Oral Briefings: Availability
of the Guide as a source of additional information should be discussed as a part of all
security and threat awareness briefings. Describe what is in the Guide. Require that
employees at least look at the Quizzes, which are intended to provide a summary of
principal points in the program. You may also use the Automated
Security Awareness Briefing Systems (A-SABS) to test employees on what
they remember from the briefing.
Automated Security
Briefings: Mandatory security or threat awareness updates can be automated by
combining the Guide with the Automated
Security Awareness Briefing Systems (A-SABS). The Guide would then
serve as a database in which briefees or trainees look up information to obtain answers to
an automated set of questions. In addition to meeting briefing update requirements, this
would cause employees to become familiar with what is in the Guide and how
to use it, which is itself a
worthwhile goal.
E-Mail: Some security
offices have a capability for sending simultaneous e-mail messages to
everyone on the network. Security awareness e-mail messages could be sent
our periodically with some highlight message from the Guide and a link to
the Guide to obtain further information.
Online Advertising: Because
the Guide is available online, you can use online advertising with a link to
the Guide. The effectiveness of this advertising can be measured with web tracking
software that counts the number of hits on the site prompted by the advertising. There are
two approaches to the advertising
- Commercials (or infomercials) could
occasionally appear automatically on the screen when a user logs on to the network where
the Guide is installed. We have prepared several examples of such advertising, and these
can be found under Online Commercials.
- Smaller banner ads such as are commonly found
on the Internet may be placed on some other frequently accessed site, such as a site that
reports on employee activities or a human resources site. The ad could have a teaser
message and a link to the Guide.
Newsletters: Organizations
that have a security office or general employee newsletter should include parts of the
Guide as articles in the newsletter.

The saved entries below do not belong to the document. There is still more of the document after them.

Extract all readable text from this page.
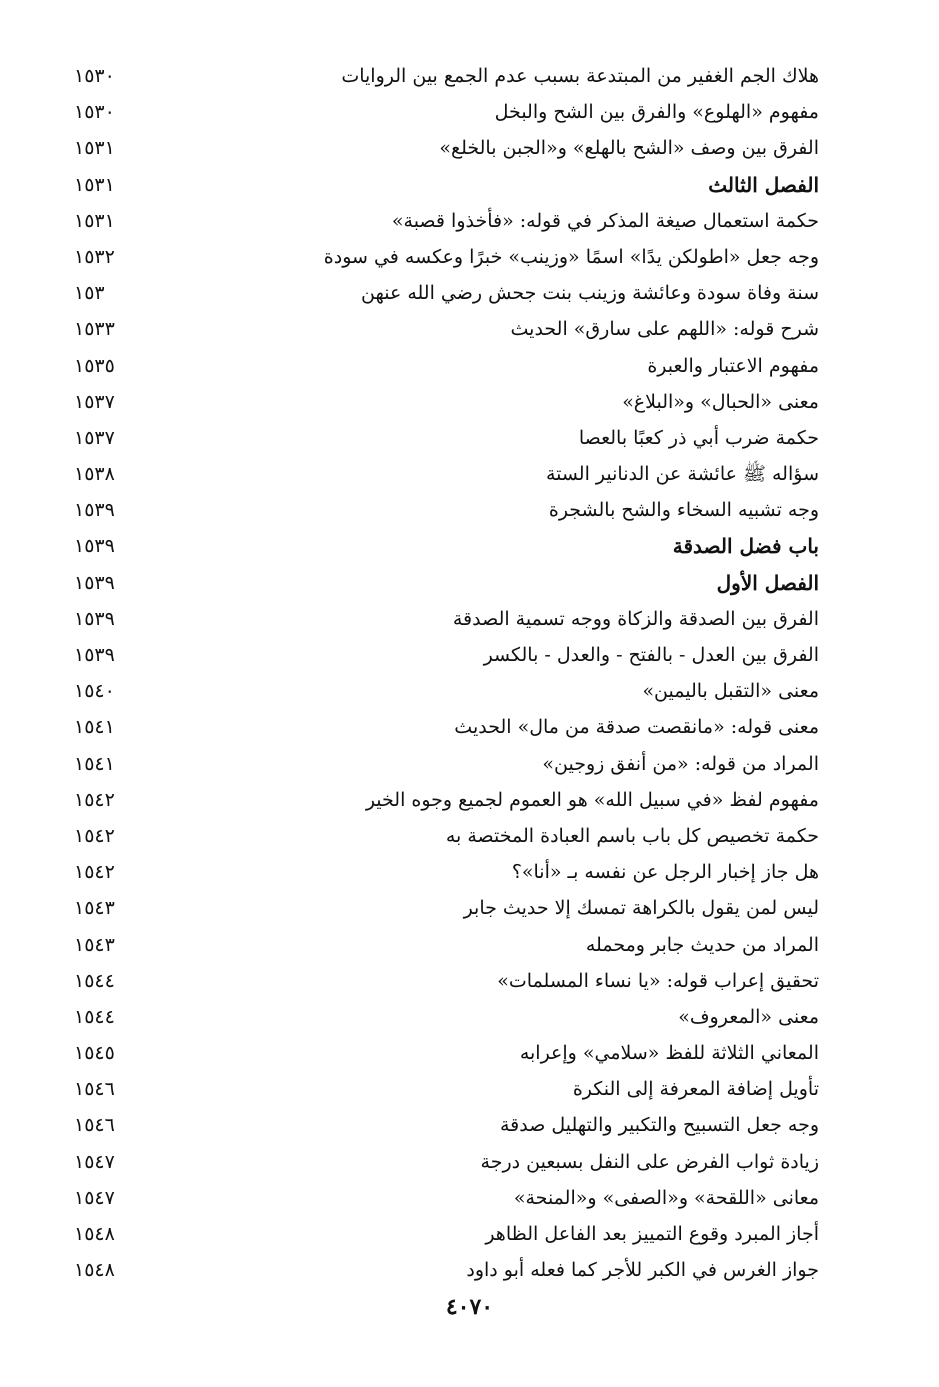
هلاك الجم الغفير من المبتدعة بسبب عدم الجمع بين الروايات
١٥٣٠
مفهوم «الهلوع» والفرق بين الشح والبخل
١٥٣٠
الفرق بين وصف «الشح بالهلع» و«الجبن بالخلع»
١٥٣١
الفصل الثالث
١٥٣١
حكمة استعمال صيغة المذكر في قوله: «فأخذوا قصبة»
١٥٣١
وجه جعل «اطولكن يدًا» اسمًا «وزينب» خبرًا وعكسه في سودة
١٥٣٢
سنة وفاة سودة وعائشة وزينب بنت جحش رضي الله عنهن
١٥٣
شرح قوله: «اللهم على سارق» الحديث
١٥٣٣
مفهوم الاعتبار والعبرة
١٥٣٥
معنى «الحبال» و«البلاغ»
١٥٣٧
حكمة ضرب أبي ذر كعبًا بالعصا
١٥٣٧
سؤاله ﷺ عائشة عن الدنانير الستة
١٥٣٨
وجه تشبيه السخاء والشح بالشجرة
١٥٣٩
باب فضل الصدقة
١٥٣٩
الفصل الأول
١٥٣٩
الفرق بين الصدقة والزكاة ووجه تسمية الصدقة
١٥٣٩
الفرق بين العدل - بالفتح - والعدل - بالكسر
١٥٣٩
معنى «التقبل باليمين»
١٥٤٠
معنى قوله: «مانقصت صدقة من مال» الحديث
١٥٤١
المراد من قوله: «من أنفق زوجين»
١٥٤١
مفهوم لفظ «في سبيل الله» هو العموم لجميع وجوه الخير
١٥٤٢
حكمة تخصيص كل باب باسم العبادة المختصة به
١٥٤٢
هل جاز إخبار الرجل عن نفسه بـ «أنا»؟
١٥٤٢
ليس لمن يقول بالكراهة تمسك إلا حديث جابر
١٥٤٣
المراد من حديث جابر ومحمله
١٥٤٣
تحقيق إعراب قوله: «يا نساء المسلمات»
١٥٤٤
معنى «المعروف»
١٥٤٤
المعاني الثلاثة للفظ «سلامي» وإعرابه
١٥٤٥
تأويل إضافة المعرفة إلى النكرة
١٥٤٦
وجه جعل التسبيح والتكبير والتهليل صدقة
١٥٤٦
زيادة ثواب الفرض على النفل بسبعين درجة
١٥٤٧
معانى «اللقحة» و«الصفى» و«المنحة»
١٥٤٧
أجاز المبرد وقوع التمييز بعد الفاعل الظاهر
١٥٤٨
جواز الغرس في الكبر للأجر كما فعله أبو داود
١٥٤٨
٤٠٧٠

Identify the Guide as a source of this and other
similar information and remind employees how to access it.
Training Courses:
Organizations with in-house training programs should talk about the Guide and use it in
any appropriate courses. In addition to security and counterintelligence courses, this
includes, for example, management courses that discuss how supervisors should handle
problem employees. This will require some coordination between the security office and
your training unit.
Contests: It is possible to
develop a quiz, puzzle, or treasure hunt based on the Guide, with prizes for those who do
the best or complete the task first.